Read an application from one of our finalists.

ByABC News via logo
November 26, 2010, 10:05 AM

Nov. 26, 2010 — -- Bette Alkazian from Westlake Village, Calif., is a finalist in the Dear GMA Advice Guru Contest. Read her application below!


I believe that I am perfectly suited for the incredible opportunity of being GMA's Advice Guru because it's very much what I do every day in my work. I'm very passionate about helping people to live a rewarding life and make decisions that are congruent with their desires, as well as creating the healthiest possible relationships. I'm a licensed marriage and family therapist with a master's degree in educational psychology with an emphasis on counseling and guidance. I specialize in working with individuals, couples and especially parents in dealing with their kids. ... I am also an author, a speaker, a nationally recognized parenting expert, and a mother of three fabulous daughters. I have been married for 25 years and have been through many life experiences of my own that I believe lend themselves to some well-earned wisdom about life! ...I'm definitely tailor-made for the Advice Guru position because I not only do this work professionally, but I have done this for years in all arenas of my life! I feel very blessed to have been given a gift and a passion for something that makes a big difference for the better in people's lives. Thank you for this opportunity!

Bette Alkazian is Finalist in GMA Advice Guru Contest

What's the best advice you have ever given? What was the result?
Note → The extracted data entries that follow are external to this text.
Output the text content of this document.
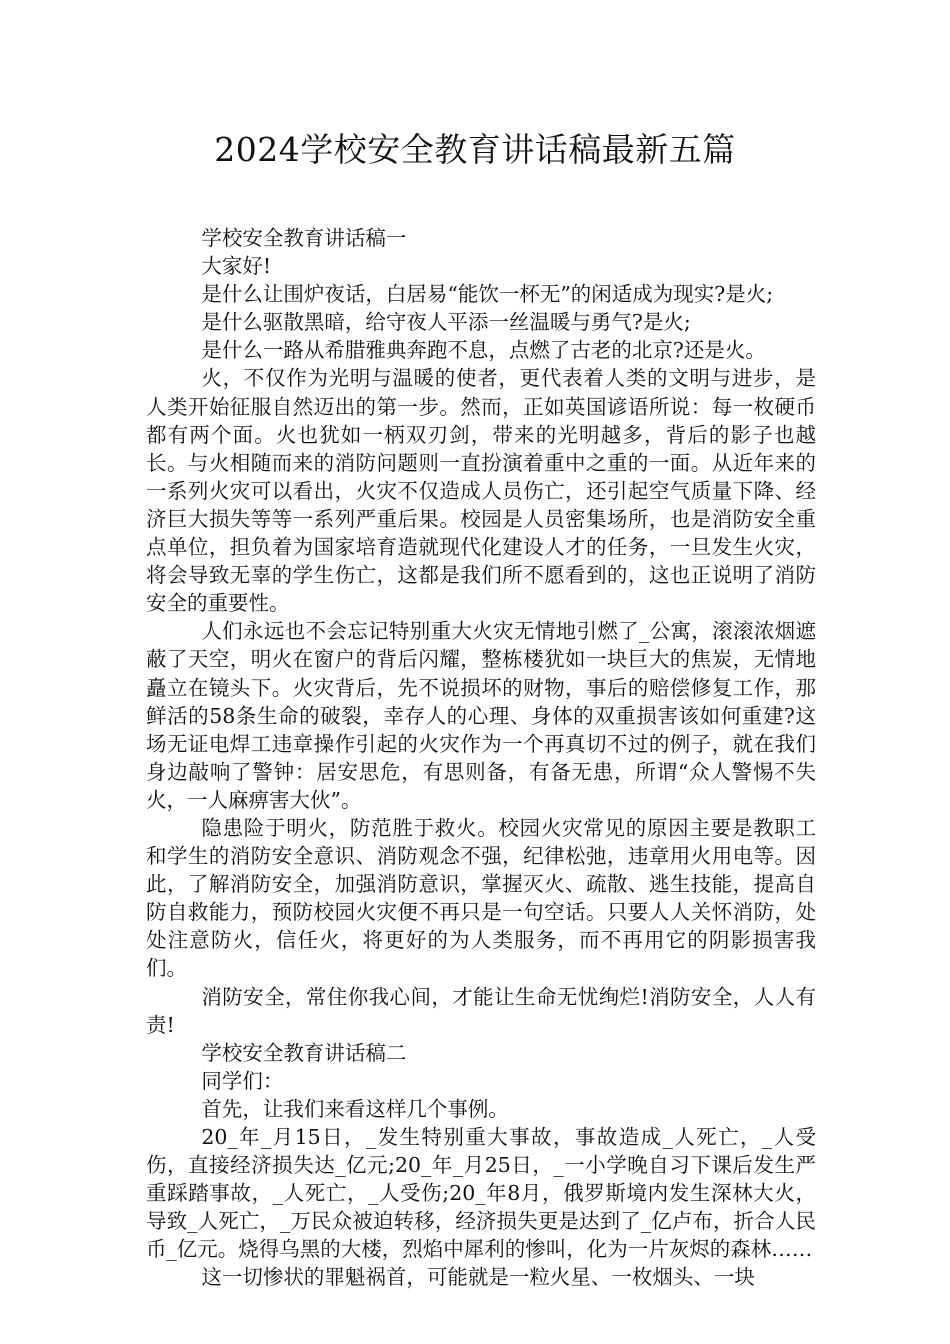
2024学校安全教育讲话稿最新五篇

学校安全教育讲话稿一

大家好!

是什么让围炉夜话，白居易“能饮一杯无”的闲适成为现实?是火;

是什么驱散黑暗，给守夜人平添一丝温暖与勇气?是火;

是什么一路从希腊雅典奔跑不息，点燃了古老的北京?还是火。

火，不仅作为光明与温暖的使者，更代表着人类的文明与进步，是人类开始征服自然迈出的第一步。然而，正如英国谚语所说：每一枚硬币都有两个面。火也犹如一柄双刃剑，带来的光明越多，背后的影子也越长。与火相随而来的消防问题则一直扮演着重中之重的一面。从近年来的一系列火灾可以看出，火灾不仅造成人员伤亡，还引起空气质量下降、经济巨大损失等等一系列严重后果。校园是人员密集场所，也是消防安全重点单位，担负着为国家培育造就现代化建设人才的任务，一旦发生火灾，将会导致无辜的学生伤亡，这都是我们所不愿看到的，这也正说明了消防安全的重要性。

人们永远也不会忘记特别重大火灾无情地引燃了_公寓，滚滚浓烟遮蔽了天空，明火在窗户的背后闪耀，整栋楼犹如一块巨大的焦炭，无情地矗立在镜头下。火灾背后，先不说损坏的财物，事后的赔偿修复工作，那鲜活的58条生命的破裂，幸存人的心理、身体的双重损害该如何重建?这场无证电焊工违章操作引起的火灾作为一个再真切不过的例子，就在我们身边敲响了警钟：居安思危，有思则备，有备无患，所谓“众人警惕不失火，一人麻痹害大伙”。

隐患险于明火，防范胜于救火。校园火灾常见的原因主要是教职工和学生的消防安全意识、消防观念不强，纪律松弛，违章用火用电等。因此，了解消防安全，加强消防意识，掌握灭火、疏散、逃生技能，提高自防自救能力，预防校园火灾便不再只是一句空话。只要人人关怀消防，处处注意防火，信任火，将更好的为人类服务，而不再用它的阴影损害我们。

消防安全，常住你我心间，才能让生命无忧绚烂!消防安全，人人有责!

学校安全教育讲话稿二

同学们：

首先，让我们来看这样几个事例。

20_年_月15日，_发生特别重大事故，事故造成_人死亡，_人受伤，直接经济损失达_亿元;20_年_月25日，_一小学晚自习下课后发生严重踩踏事故，_人死亡，_人受伤;20_年8月，俄罗斯境内发生深林大火，导致_人死亡，_万民众被迫转移，经济损失更是达到了_亿卢布，折合人民币_亿元。烧得乌黑的大楼，烈焰中犀利的惨叫，化为一片灰烬的森林……

这一切惨状的罪魁祸首，可能就是一粒火星、一枚烟头、一块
Take good care of yourself first and then you're best able to give to others. When your own buckets are filled up, you'll be energized and ready to give to your marriage, your kids, your job and your community! Just like the metaphor of the oxygen mask, take care of your own needs and you'll be able to take care of the needs of others. When you are feeling happy, fulfilled and your own needs are met, you will have a lot more patience, you'll feel loving toward others, you'll feel motivated to go above and beyond the call of duty, you'll be creative in your endeavors and you'll spread a feeling of well-being to others.
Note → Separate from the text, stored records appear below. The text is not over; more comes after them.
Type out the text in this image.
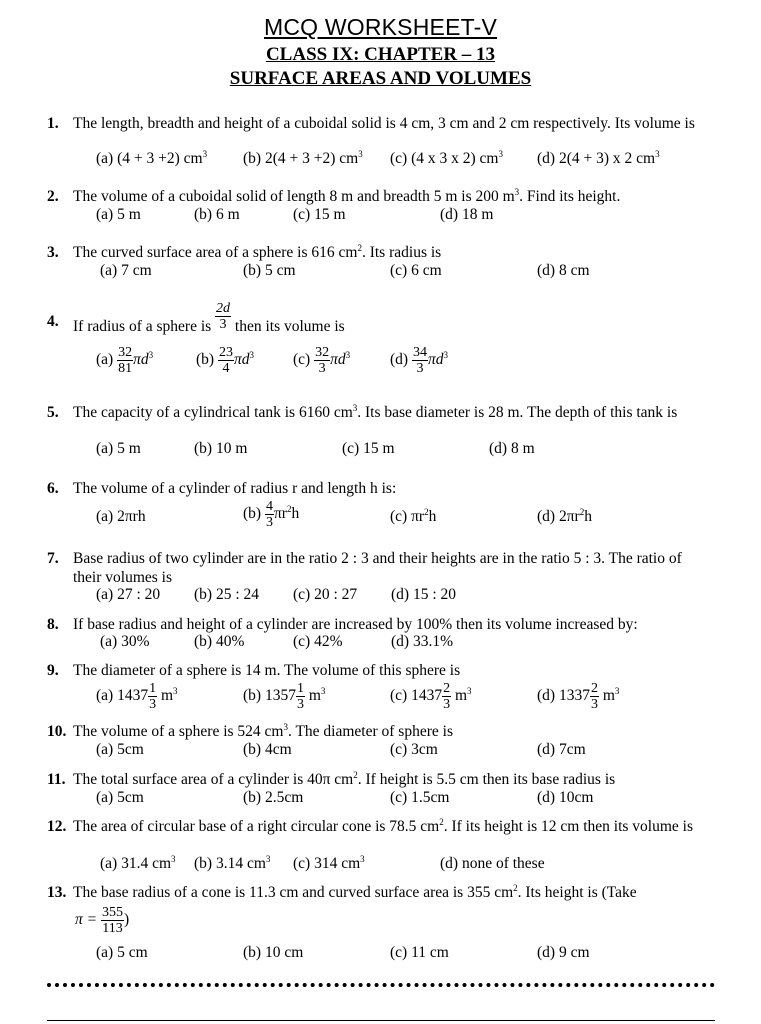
MCQ WORKSHEET-V
CLASS IX: CHAPTER – 13
SURFACE AREAS AND VOLUMES
1. The length, breadth and height of a cuboidal solid is 4 cm, 3 cm and 2 cm respectively. Its volume is
(a) (4 + 3 +2) $cm^3$ (b) 2(4 + 3 +2) $cm^3$ (c) (4 x 3 x 2) $cm^3$ (d) 2(4 + 3) x 2 $cm^3$
2. The volume of a cuboidal solid of length 8 m and breadth 5 m is 200 $m^3$. Find its height.
(a) 5 m	(b) 6 m	(c) 15 m	(d) 18 m
3. The curved surface area of a sphere is 616 $cm^2$. Its radius is
(a) 7 cm	(b) 5 cm	(c) 6 cm	(d) 8 cm
4. If radius of a sphere is $\frac{2d}{3}$ then its volume is
$(a) \frac{32}{81} \pi d^3$	$(b) \frac{23}{4} \pi d^3$	$(c) \frac{32}{3} \pi d^3$	$(d) \frac{34}{3} \pi d^3$
5. The capacity of a cylindrical tank is 6160 $cm^3$. Its base diameter is 28 m. The depth of this tank is
(a) 5 m	(b) 10 m	(c) 15 m	(d) 8 m
6. The volume of a cylinder of radius r and length h is:
(a) 2πrh	$(b) \frac{4}{3} \pi r^2h$	(c) $\pi r^2h$	(d) $2\pi r^2h$
7. Base radius of two cylinder are in the ratio 2 : 3 and their heights are in the ratio 5 : 3. The ratio of their volumes is
(a) 27 : 20 (b) 25 : 24 (c) 20 : 27 (d) 15 : 20
8. If base radius and height of a cylinder are increased by 100% then its volume increased by:
(a) 30%	(b) 40%	(c) 42%	(d) 33.1%
9. The diameter of a sphere is 14 m. The volume of this sphere is
(a) $1437 \frac{1}{3} m^3$	(b) $1357 \frac{1}{3} m^3$	(c) $1437 \frac{2}{3} m^3$	(d) $1337 \frac{2}{3} m^3$
10. The volume of a sphere is 524 $cm^3$. The diameter of sphere is
(a) 5cm	(b) 4cm	(c) 3cm	(d) 7cm
11. The total surface area of a cylinder is 40π $cm^2$. If height is 5.5 cm then its base radius is
(a) 5cm	(b) 2.5cm	(c) 1.5cm	(d) 10cm
12. The area of circular base of a right circular cone is 78.5 $cm^2$. If its height is 12 cm then its volume is
(a) 31.4 $cm^3$ (b) 3.14 $cm^3$ (c) 314 $cm^3$	(d) none of these
13. The base radius of a cone is 11.3 cm and curved surface area is 355 $cm^2$. Its height is (Take
$\pi = \frac{355}{113}$ )
(a) 5 cm	(b) 10 cm	(c) 11 cm	(d) 9 cm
What would you tell this person: "Whenever there is an issue between my mother-in-law and me, my husband refuses to stand up for me. How do I get him to value our relationship more than the one with his mother?
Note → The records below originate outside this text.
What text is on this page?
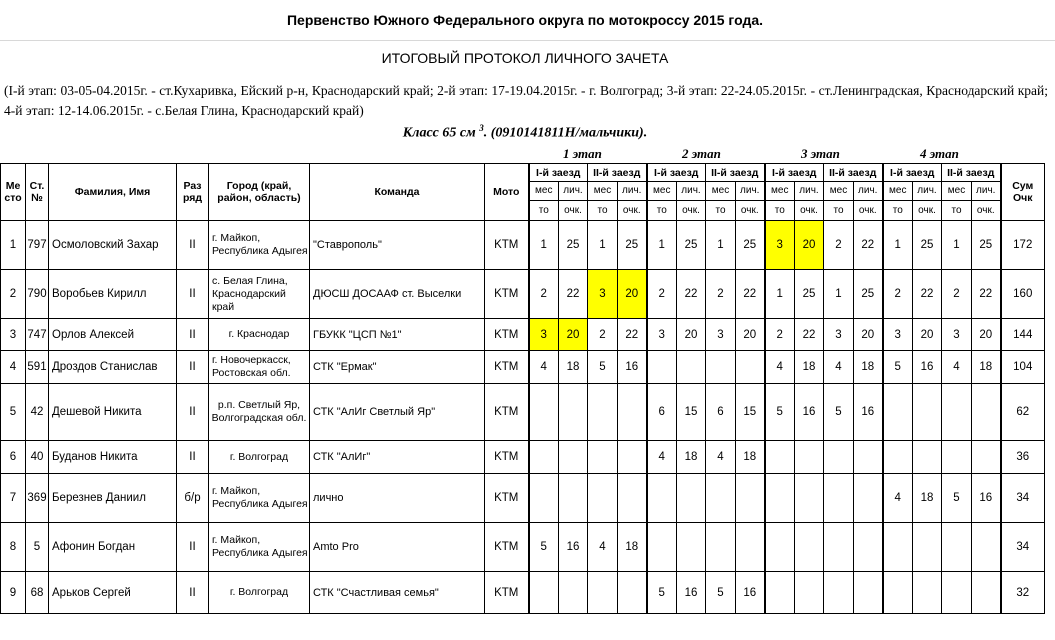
Первенство Южного Федерального округа по мотокроссу 2015 года.
ИТОГОВЫЙ ПРОТОКОЛ ЛИЧНОГО ЗАЧЕТА
(I-й этап: 03-05-04.2015г. - ст.Кухаривка, Ейский р-н, Краснодарский край; 2-й этап: 17-19.04.2015г. - г. Волгоград; 3-й этап: 22-24.05.2015г. - ст.Ленинградская, Краснодарский край; 4-й этап: 12-14.06.2015г. - с.Белая Глина, Краснодарский край)
Класс 65 см $^3$. (0910141811Н/мальчики).
1 этап	2 этап	3 этап	4 этап
Ме сто	Ст. №	Фамилия, Имя	Раз ряд	Город (край, район, область)	Команда	Мото	I-й заезд		II-й заезд		I-й заезд		II-й заезд		I-й заезд		II-й заезд		I-й заезд		II-й заезд		Сум Очк
							мес	лич.	мес	лич.	мес	лич.	мес	лич.	мес	лич.	мес	лич.	мес	лич.	мес	лич.	
							то	очк.	то	очк.	то	очк.	то	очк.	то	очк.	то	очк.	то	очк.	то	очк.	
1	797	Осмоловский Захар	II	г. Майкоп, Республика Адыгея	"Ставрополь"	KTM	1	25	1	25	1	25	1	25	3	20	2	22	1	25	1	25	172
2	790	Воробьев Кирилл	II	с. Белая Глина, Краснодарский край	ДЮСШ ДОСААФ ст. Выселки	KTM	2	22	3	20	2	22	2	22	1	25	1	25	2	22	2	22	160
3	747	Орлов Алексей	II	г. Краснодар	ГБУКК "ЦСП №1"	KTM	3	20	2	22	3	20	3	20	2	22	3	20	3	20	3	20	144
4	591	Дроздов Станислав	II	г. Новочеркасск, Ростовская обл.	СТК "Ермак"	KTM	4	18	5	16					4	18	4	18	5	16	4	18	104
5	42	Дешевой Никита	II	р.п. Светлый Яр, Волгоградская обл.	СТК "АлИг Светлый Яр"	KTM					6	15	6	15	5	16	5	16					62
6	40	Буданов Никита	II	г. Волгоград	СТК "АлИг"	KTM					4	18	4	18									36
7	369	Березнев Даниил	б/р	г. Майкоп, Республика Адыгея	лично	KTM													4	18	5	16	34
8	5	Афонин Богдан	II	г. Майкоп, Республика Адыгея	Amto Pro	KTM	5	16	4	18													34
9	68	Арьков Сергей	II	г. Волгоград	СТК "Счастливая семья"	KTM					5	16	5	16									32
Getting between a man and his mother is never going to be a winning proposition. Your husband will always feel stuck between the two of you and it is a dangerous position to be in for the sake of your marriage. Some men struggle with separation from their mothers and take that struggle into their marriages. If he is in need of therapy to differentiate himself from his mother and willing to do so, that would always be an option. However, not everyone is willing to go that route. If not, the best thing you can do for your marriage is not create a power struggle in which your husband is the "monkey in the middle!" The BEST thing you can do, no matter how much you dislike your mother-in-law, is to honor your husband by being kind and respectful to his mother at all times. Then he'll value you!

What would you tell this person: "While cleaning my son's room, I accidentally saw on his Facebook page threatening remarks from his friends. I fear he's being bullied. What should I do?"

First, seeing threatening remarks on your son's Facebook page shouldn't be an accidental discovery, but a very intentional discovery. Kids need to be supervised on the Internet and this is a great example of why. The impersonal nature of cyber-social networks enables people to be bullies in ways that they wouldn't typically take place in a face to face interaction. Kids need to be supervised and taught how to deal with some of the potential dangers of these types of situations. In this case, I would sit with my son and talk very calmly, saying, "I saw something that concerns me greatly and I don't think it's something that you should have to deal with alone." Then, devise a strategy together letting your son know that he has your support -- not judgment and criticism and that you'll get through it together by addressing whatever measures are necessary to keep him safe.

Finalist Bette Alkazian Could be Next GMA Advice Guru

What would you tell this person: "My boss keeps taking credit for my ideas. What should I do?"

Unfortunately, we don't get to choose our bosses any more than we get to choose our neighbors and our relatives. However, we do get to choose how we react to situations and how long we're willing to stay in situations. You can choose to look at the situation differently by being complimented by the fact that your boss liked your ideas enough to be willing to take credit for them. Now, I know that that will get old after a while, but there may be other circumstances that might suggest that you need to stay in that job, i.e., a difficult employment market, future opportunities with that company, etc. Your grace in handling any situation or conflict in your life is the true measure of your character and if you handle it well, you're more likely to have others think well of you when other opportunities arise. Think first, act second.

Submissions have been edited for length, style and clarity.